Dans ce microcosme qui se veut reflet d’un modèle sociétal, les gestes se ressemblent et s’assemblent pour former une fresque horrifique où le regard se perd entre les fontaines à jets colorés et les bosquets artificiels surplombés par des arbres importés de l’autre bout du monde, pour le rêve de voyage, dira-t-on. Au Polygone, il n’y a pas de bonheur trop parfait, mais il y a selon le patron d’un restaurant de bagels, la nécessité d’être heureux. Pourtant, les visages qui défilent les uns après les autres ne semblent pas avoir eu vent de cette nécessité.

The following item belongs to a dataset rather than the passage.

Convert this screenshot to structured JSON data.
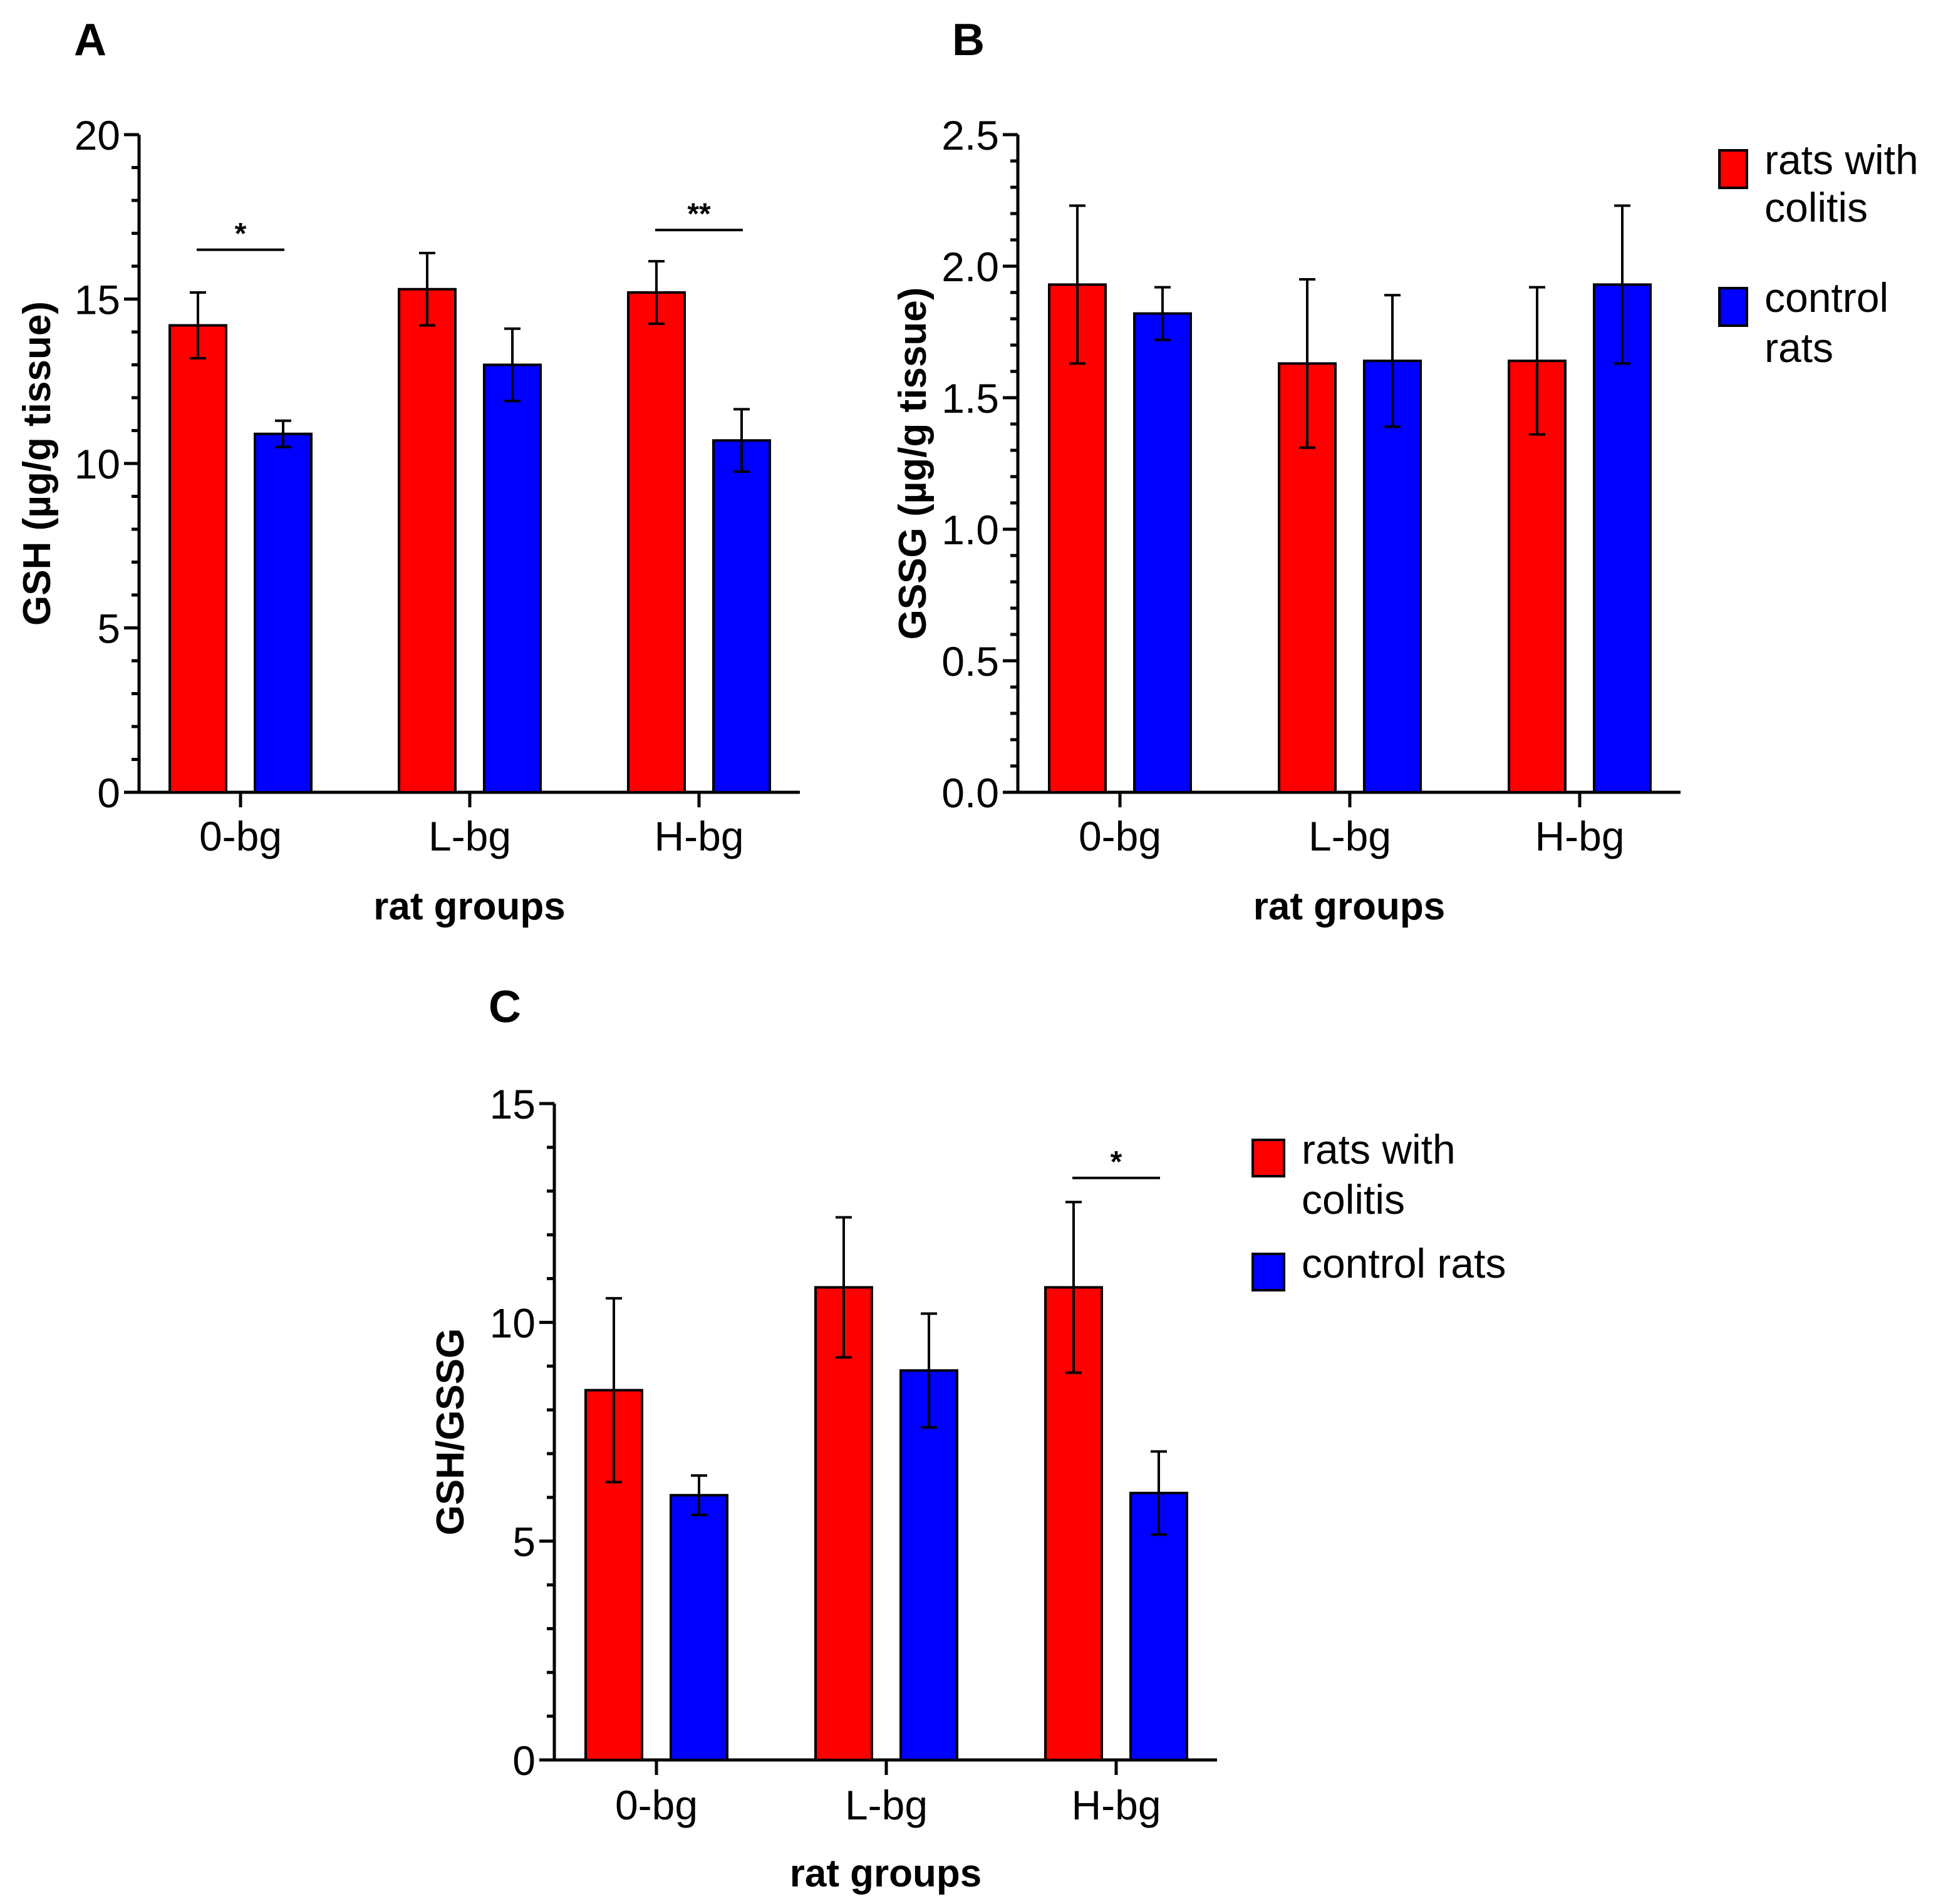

Sans mot dire et dans une effrayante poésie, Patric Jean s’attarde sur ces visages qui semblent perdus mais dont émanent parfois des éclats de vérité qui transforme temporairement l’effroi en espoir, tout n’est pas perdu. Sous l’épaisse couche de slogans publicitaires, d’offres promotionnelles et d’appels à la consommation, il y a des hommes et des femmes qui rêvent d’un ailleurs et par un coup d’œil à travers une fenêtre qui donne sur l’extérieur, voyagent en regardant.
Le répit n’est que de courte durée car à l’instar du promeneur solitaire qui se perdrait dans le dédale du centre commercial et ne saurait où regarder, nous sommes très vite rappelés à l’ordre. Si la beauté nous parvient par touches de sincérité, elle est rapidement broyée par la machine à consommer. On assiste alors à la fabrication du monstre qui engloutit l’individu et ses particularités. A l’intérieur de ce monstre règnent en maîtres confort et sécurité. Si le client se sent bien, il consomme. S’il consomme, de la richesse est produite.
Avec justesse et poésie, ce film documentaire de Patric Jean co-produit par Arte France et Rouge Productions dresse un terrifiant portrait d’un lieu qui représente à lui seul un modèle économique inhumain fait de standards, de chiffres et de rentabilité. La vie humaine pourtant si riche et si féconde en émotions s’efface, à l’image de ces temples qui à la toute fin du film s’effondrent et laissent derrière eux décombres et poussières. La messe est dite.